Senior Senator Leahy, Judge, A Party To Trump’S Impeachment Case

2021-02-09   |   by CusiGO

One is enough. A year ago, the distinguished Judge John Roberts spent a long time sitting in the Senate, far from his comfort zone, presiding over the first impeachment trial of Donald Trump. Now he doesn’t want to repeat that, which will make him the center of the political struggle again, and the neutrality of his position suggests that he escape the political struggle. The Constitution provides that the chief justice shall preside over any trial of impeachment of the president or vice president. But when the person on trial is a former president, the work doesn’t make any sense. In the absence of precedent, no one has more power to enact case law than the president of the Supreme Court, the judges and Roberts himself, the party to this mini constitutional debate. He’s here to tell you what happened.

As a result, starting on Tuesday, the honor of presiding over Donald Trump’s second impeachment trial falls to 80 year old Democratic Senator Patrick J. Leahy of Vermont, who is the provisional speaker of the Senate, and who was given the title when the Democrats took over the house of representatives in January. The Senate’s interim Presidency (after the vice president and the House Majority Leader) is the longest serving majority legislator in the house.
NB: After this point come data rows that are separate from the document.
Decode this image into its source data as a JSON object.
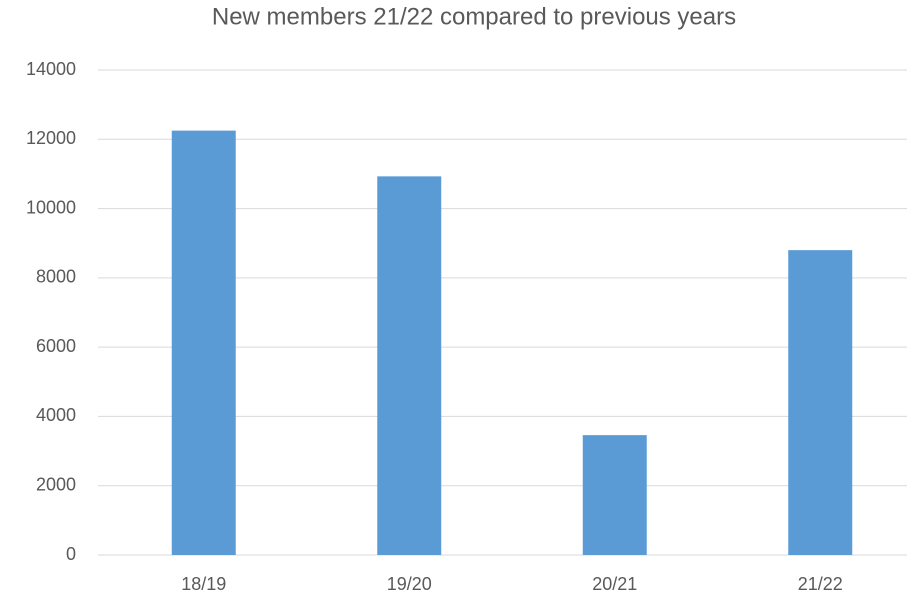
{
  "chart_data": {
    "type": "bar",
    "title": "New members 21/22 compared to previous years",
    "categories": [
      "18/19",
      "19/20",
      "20/21",
      "21/22"
    ],
    "values": [
      12250,
      10930,
      3460,
      8800
    ],
    "color": "#5b9bd5",
    "ylim": [
      0,
      14000
    ],
    "yticks": [
      0,
      2000,
      4000,
      6000,
      8000,
      10000,
      12000,
      14000
    ],
    "grid": true
  }
}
Leahy, Italian and Irish, law trained, Batman comic, has been a member of the Senate since 1975. He was elected for the first time at the age of 34. It’s the last of the so-called Watergate babies in the Senate, the Democrats who won their first election seat since President Richard Nixon resigned in 1974. He is the only current senator to serve in the house of representatives during Gerald Ford’s presidency. This is not the first time Leahy has been an interim president: between 2012 and 2015, the Democrats also controlled the Senate.

Roberts’ presidency a year ago was a bit noisy. It’s different to leave the chairman of the trial to an active Senator rather than a judge. Not just because, like any other senator, you can vote at the end of the trial. This is also because, as the chief justice, he can decide whether to accept the evidence or not, and he can also decide the constitutionality of the former president. Trump’s lawyers suggest that he explore this line of defense.

The trial, presided over by a Democratic senator, would alert Republicans to any prejudice on Leahy’s part. Once Roberts refuses the invitation, he has no choice. The alternative is camara Harris, who, as vice president, will chair the Senate. But if she gets bogged down in a political trial, it’s more subtle. “When I preside over the impeachment trial of former president Donald Trump,” Leahy said in a statement, “I will not waver in my constitutional obligation and my pledge to a fair trial.”